I hope that she was full or on a diet. She sits with Caleb. They
laugh and laugh. I realize that they sit on opposite sides of the
room and that they've never spoken.
Octavio
is the gorgeous boy who does all my tech stuff and installs apps on
the students' phones. I've never seen a sweeter, more earnest smile.
He's flirtatious, in a shy way, with both boys and girls. He
probably could have hacked the next level. I am on the fence and I
ask him about it. He asks to stay with me and I admit that his
technical prowess likely influence me when I relent. Octavio is
twenty two and works at famous chicken stand. He has a five year old
daughter in Guatemala. Octavio arrives for our Christmas party
hoisting vats of chicken and rice.
A
few students show up for the Christmas party with their kids. I'm
surprised that some of the young ones are parents. Natalie, a
Madonna-like serene beauty, arrives with her three year old son. The
boy, like everyone else, is drawn to Octavio. They color pictures
together and play with a toy car. Maybe Natalie and Octavio are
dating. They seem kind of familiar. I wonder about the mother of
Octavio's daughter back in Guatemala. Octavio leaves, beaming, with
Natalie's little boy on his shoulders. I don't know how long it's
been since he's seen his own little girl.
There
is a school dance with a DJ. Some of the students dance gaily and
others stand on the sidelines and watch. I shoot a little video and
then go back to the room to pack up all of the leftover chicken into
little bags for them to take home. Half of the big tray of brownies
I've baked remain. After several attempts, I've figured out that
Hispanic people, for the most part, aren't interested in brownies,
although mine are particularly excellent.
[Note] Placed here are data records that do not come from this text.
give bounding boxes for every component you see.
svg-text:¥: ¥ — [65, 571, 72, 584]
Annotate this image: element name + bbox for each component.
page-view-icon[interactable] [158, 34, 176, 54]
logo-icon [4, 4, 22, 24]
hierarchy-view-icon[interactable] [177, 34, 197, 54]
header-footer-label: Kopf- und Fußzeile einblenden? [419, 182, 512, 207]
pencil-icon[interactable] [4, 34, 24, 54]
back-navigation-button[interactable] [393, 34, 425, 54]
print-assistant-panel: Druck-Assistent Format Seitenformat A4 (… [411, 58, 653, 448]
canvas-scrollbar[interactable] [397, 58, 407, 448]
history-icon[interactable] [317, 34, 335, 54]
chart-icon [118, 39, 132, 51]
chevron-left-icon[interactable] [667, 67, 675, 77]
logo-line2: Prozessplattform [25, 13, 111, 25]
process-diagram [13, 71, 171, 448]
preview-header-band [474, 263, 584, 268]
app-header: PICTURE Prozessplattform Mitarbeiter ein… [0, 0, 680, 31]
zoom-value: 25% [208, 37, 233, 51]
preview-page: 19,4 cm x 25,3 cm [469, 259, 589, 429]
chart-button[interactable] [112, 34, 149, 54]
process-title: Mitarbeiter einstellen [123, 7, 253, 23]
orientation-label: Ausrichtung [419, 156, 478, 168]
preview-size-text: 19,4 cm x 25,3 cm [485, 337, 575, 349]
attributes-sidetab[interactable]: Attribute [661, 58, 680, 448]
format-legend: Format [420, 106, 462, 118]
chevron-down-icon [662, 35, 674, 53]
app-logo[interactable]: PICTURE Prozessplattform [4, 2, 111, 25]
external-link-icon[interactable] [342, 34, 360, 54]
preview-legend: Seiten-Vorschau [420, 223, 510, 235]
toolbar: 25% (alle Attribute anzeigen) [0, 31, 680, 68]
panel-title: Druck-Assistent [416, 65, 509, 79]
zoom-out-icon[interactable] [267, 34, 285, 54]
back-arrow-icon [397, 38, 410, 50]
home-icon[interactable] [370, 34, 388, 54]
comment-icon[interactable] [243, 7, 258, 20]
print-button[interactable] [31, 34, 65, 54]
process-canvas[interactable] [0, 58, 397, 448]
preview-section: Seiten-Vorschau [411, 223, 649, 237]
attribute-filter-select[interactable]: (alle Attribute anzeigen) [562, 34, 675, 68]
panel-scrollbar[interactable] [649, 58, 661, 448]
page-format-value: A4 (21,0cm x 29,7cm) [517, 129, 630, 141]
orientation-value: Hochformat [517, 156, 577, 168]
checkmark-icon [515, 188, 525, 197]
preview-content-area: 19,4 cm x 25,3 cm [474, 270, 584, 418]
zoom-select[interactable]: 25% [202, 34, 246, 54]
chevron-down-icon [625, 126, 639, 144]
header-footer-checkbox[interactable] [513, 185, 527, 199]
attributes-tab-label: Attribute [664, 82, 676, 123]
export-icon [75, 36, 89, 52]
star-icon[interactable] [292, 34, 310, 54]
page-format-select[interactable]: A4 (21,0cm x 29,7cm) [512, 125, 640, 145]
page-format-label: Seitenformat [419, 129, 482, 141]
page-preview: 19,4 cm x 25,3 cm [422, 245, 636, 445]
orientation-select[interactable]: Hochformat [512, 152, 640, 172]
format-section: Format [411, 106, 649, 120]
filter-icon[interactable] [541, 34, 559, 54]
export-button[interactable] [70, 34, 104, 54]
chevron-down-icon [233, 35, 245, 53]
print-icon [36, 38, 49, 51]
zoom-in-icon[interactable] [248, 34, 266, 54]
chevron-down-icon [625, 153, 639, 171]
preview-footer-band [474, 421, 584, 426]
Cookies, I'll remember are
always a bigger hit, although Himself is happy with the leftover
brownies.
I
take down the Christmas decorations from the classroom and get stuff
set up for returning in January. A file drawer is stuffed with tests,
test prep materials, forms and memos, evidence of the ceaseless
impediments to the actual instruction of English. I dump a lot of
disorganized paperwork into a carton to take home and sort over the
holidays. There will be additional testing when we return which I'll
have to plan lessons for and hope I'll make up for the instructional
time I've wasted making Christmas cards and taking them to the
museum.
Donna,
from last semester, pops up as I'm getting ready to go and dreading
all the crap I'll face when I return in January. Donna's styled out
for the dance. She babbles confidently in barely intelligible
English. We embrace tightly. “Me missing my teacher. I loves
you.” I lock up the room and sign out.